Cerré los ojos de nuevo y me concentré en las cosas buenas de la vida, como los atardeceres. Se me pasó una imagen por delante de los ojos cerrados. Mi padre y yo estábamos sentados en las viejas sillas de hierro forjado del patio, con los pies apoyados sobre una piedra caliza plana que hacía las veces de taburete, porque era demasiado grande como para moverla. Era domingo por la noche, el domingo de la última semana antes del final del curso escolar, y hacía mucho calor para ser mayo. La brisa nos llevaba la fragancia dulce de los arbustos mariposa que papá había plantado alrededor del patio, dos años antes. Le dije que los míos no crecían tan bien como los suyos, y él me explicó que si los suyos prosperaban mejor era porque yo no les ponía suficiente estiércol de caballo.

Lo cual me hizo reír entonces, igual que me hizo reír en aquel momento. En el fondo de mi corazón sabía que él todavía estaba vivo.

En otro mundo, él todavía estaba vivo.

Noté frío en las mejillas, y me di cuenta de que las tenía llenas de lágrimas. Abrí los ojos y miré de nuevo hacia castillo.

El atardecer, que antes había coloreado el océano de una manera tan bella, se volvió oscuro y anunció el final de la tarde. Los reflejos rojos y naranjas tiñeron los muros superiores del castillo, y a través de las lágrimas, me pareció que el edificio adoptaba el aspecto de una bestia encorvada, todavía enrojecida por la matanza. Agité la cabeza y me sequé los ojos. Aquel mundo había pasado a ser mi realidad, pero la imagen malévola que había ante mí no tenía por qué definir mi nueva vida. Le di la espalda al castillo y me concentré en el mar y en el atardecer, respirando bocanadas profundas y purificadoras de aire nocturno.

Capítulo 10

El sol casi había desaparecido cuando, por fin, bajé de la roca y me acerqué al centauro, que me estaba esperando con inquietud.

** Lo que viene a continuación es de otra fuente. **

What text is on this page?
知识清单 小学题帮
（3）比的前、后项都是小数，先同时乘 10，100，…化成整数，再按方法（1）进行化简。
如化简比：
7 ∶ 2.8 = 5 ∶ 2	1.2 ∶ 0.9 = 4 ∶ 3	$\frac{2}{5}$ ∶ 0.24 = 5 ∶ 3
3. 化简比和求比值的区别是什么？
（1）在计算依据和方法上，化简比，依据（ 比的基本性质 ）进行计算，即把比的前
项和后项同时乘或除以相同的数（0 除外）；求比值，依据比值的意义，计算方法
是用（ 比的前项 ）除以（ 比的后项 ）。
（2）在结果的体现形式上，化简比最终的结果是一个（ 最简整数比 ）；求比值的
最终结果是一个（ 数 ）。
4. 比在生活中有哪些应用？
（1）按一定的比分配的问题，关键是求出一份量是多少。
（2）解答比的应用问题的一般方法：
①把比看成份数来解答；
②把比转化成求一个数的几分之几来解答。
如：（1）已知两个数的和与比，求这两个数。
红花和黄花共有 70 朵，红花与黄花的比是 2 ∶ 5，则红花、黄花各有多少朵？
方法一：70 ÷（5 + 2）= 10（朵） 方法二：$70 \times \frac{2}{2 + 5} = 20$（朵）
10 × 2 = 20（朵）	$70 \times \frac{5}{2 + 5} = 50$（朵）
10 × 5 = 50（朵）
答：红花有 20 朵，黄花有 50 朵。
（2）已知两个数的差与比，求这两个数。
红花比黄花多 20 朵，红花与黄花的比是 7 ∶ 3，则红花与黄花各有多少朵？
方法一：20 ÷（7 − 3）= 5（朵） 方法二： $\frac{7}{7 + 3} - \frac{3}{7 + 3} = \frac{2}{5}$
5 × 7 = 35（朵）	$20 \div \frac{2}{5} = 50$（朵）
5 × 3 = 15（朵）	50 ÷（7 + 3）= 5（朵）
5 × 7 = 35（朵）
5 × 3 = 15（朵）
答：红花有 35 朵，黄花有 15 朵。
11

– No pienses nunca que yo pueda hacer algo tan estúpido. No soy una perdedora.

– Por supuesto, mi señora -dijo él. Parecía que se avergonzaba de sí mismo. Verdaderamente era un muchacho, o caballo, o lo que fuera, muy mono.

– De todos modos, gracias por preocuparte.

Le sonreí, y él se ruborizó. Después miré al castillo. En el cielo sólo quedaba un resplandor débil del sol de poniente, y cada vez se veía menos, pero me pareció que todos los cadáveres estaban ya dentro de las murallas del castillo.

– ¿Crees que tardarán mucho más?

ClanFintan tenía razón; yo tampoco quería estar allí después de que oscureciera.

– No, mi señora. Terminarán pronto -Dougal también estaba mirando hacia castillo-. La mayoría de los cadáveres estaban cerca del patio y junto a la puerta principal.

Cuando dejó de hablar, yo me di cuenta de que del castillo surgía una voluta oscura.